LSFR can also be used as a random number generator. The generated signal that can be picked at any digit of the register, is not fully random (pseudorandom), still reasonably chaotic. The number of possible states (hence the randomness of the signal) would likely increase when increasing the number of bits in the register.
The "theoretically correct" LSFR should use XOR gate, however such device may stall the generator in "all zeros" state. Using XNOR (XOR with inverted output) makes the opposite "all ones" state illegal (stall state), however it is often easier to reset the register to the "all zeros" state on startup. While XNOR-based device is not strictly a LSFR, in practice it behaves largely the same way as a XOR based device.
Register bits from where the signal is picked for the generating the next value for the lowest bit are called taps. The pictured diagram has two taps, the bit 3 and the highest bit 4 (the device may also work with different taps).

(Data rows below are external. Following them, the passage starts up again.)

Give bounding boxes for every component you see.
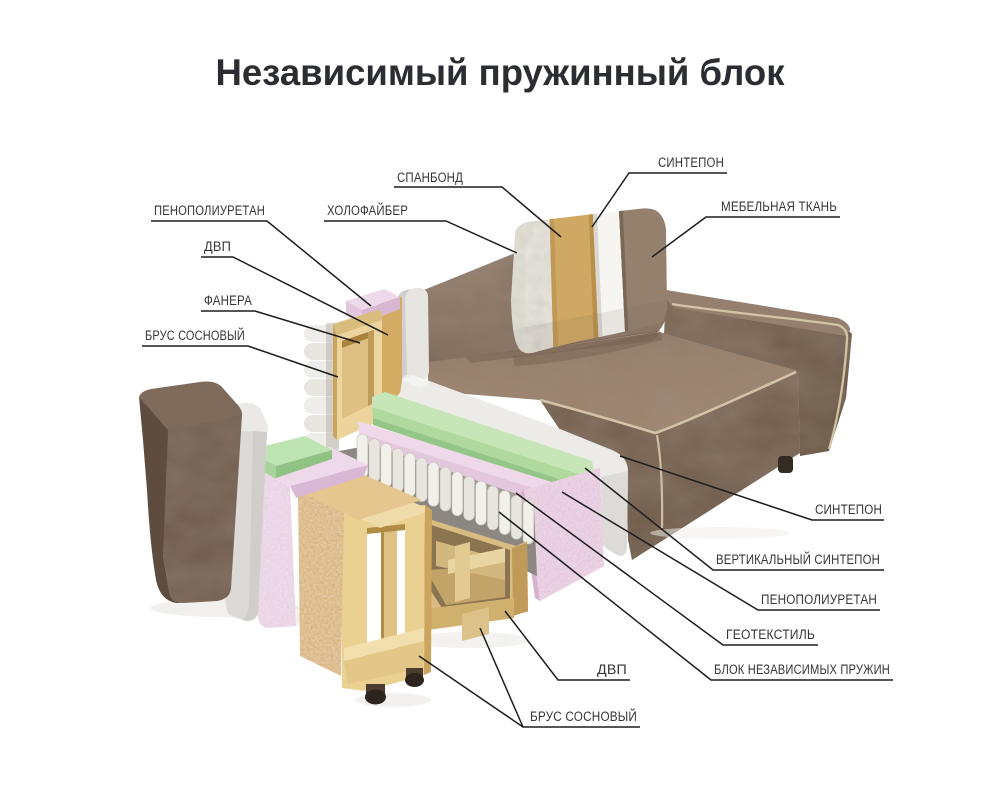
svg-text:СИНТЕПОН: СИНТЕПОН <box>658 155 724 170</box>
svg-text:ДВП: ДВП <box>597 662 627 677</box>
svg-text:ДВП: ДВП <box>204 239 231 254</box>
svg-text:ВЕРТИКАЛЬНЫЙ СИНТЕПОН: ВЕРТИКАЛЬНЫЙ СИНТЕПОН <box>716 552 880 567</box>
svg-text:ХОЛОФАЙБЕР: ХОЛОФАЙБЕР <box>327 203 408 218</box>
svg-text:ГЕОТЕКСТИЛЬ: ГЕОТЕКСТИЛЬ <box>726 627 815 642</box>
svg-text:БРУС СОСНОВЫЙ: БРУС СОСНОВЫЙ <box>145 328 245 343</box>
svg-text:МЕБЕЛЬНАЯ ТКАНЬ: МЕБЕЛЬНАЯ ТКАНЬ <box>721 199 837 214</box>
svg-text:ПЕНОПОЛИУРЕТАН: ПЕНОПОЛИУРЕТАН <box>761 592 877 607</box>
svg-text:ФАНЕРА: ФАНЕРА <box>204 293 252 308</box>
svg-text:Независимый пружинный блок: Независимый пружинный блок <box>216 51 785 93</box>
svg-text:БЛОК НЕЗАВИСИМЫХ ПРУЖИН: БЛОК НЕЗАВИСИМЫХ ПРУЖИН <box>714 662 890 677</box>
svg-text:СПАНБОНД: СПАНБОНД <box>397 170 463 185</box>
svg-text:СИНТЕПОН: СИНТЕПОН <box>815 502 882 517</box>
svg-text:ПЕНОПОЛИУРЕТАН: ПЕНОПОЛИУРЕТАН <box>154 203 265 218</box>
svg-text:БРУС СОСНОВЫЙ: БРУС СОСНОВЫЙ <box>530 709 637 724</box>
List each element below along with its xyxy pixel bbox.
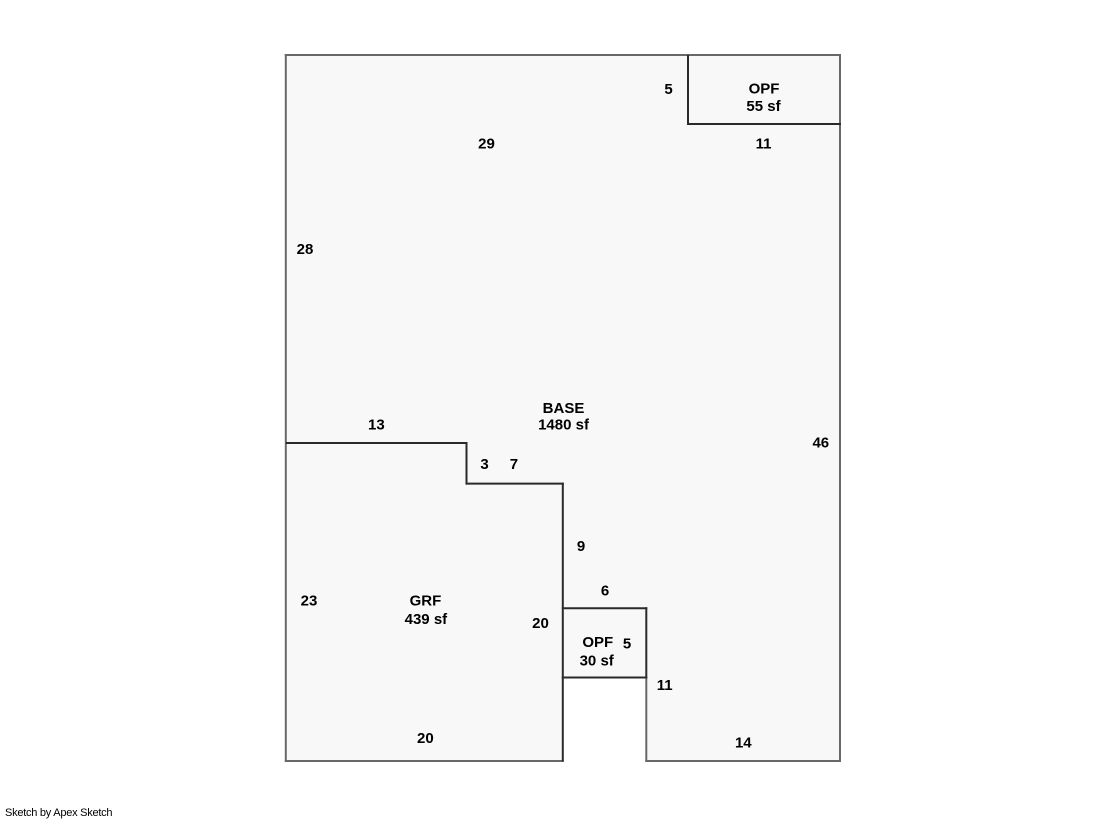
svg-text:1480 sf: 1480 sf [538, 416, 590, 433]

The LFSR is only a maximum-length if the number of taps is even. Just 2 or 4 taps can suffice even for very long sequences. To produce a maximum length counter, the set of taps — taken all together, not pairwise (i.e. as pairs of elements) — must be relatively prime (there must be no common divisor to all taps). There can several ways of connecting taps to produce a maximum-length LSFR.
Device that only modifies the currently lowest bit (computing it from the tap outputs) is also called a Fibonacci LFSR. If some logic is also inserted to compute values for the intermediate bits (rather than inheriting these values from the lower bit as in usual shift operation), the device is a Galois LFSR.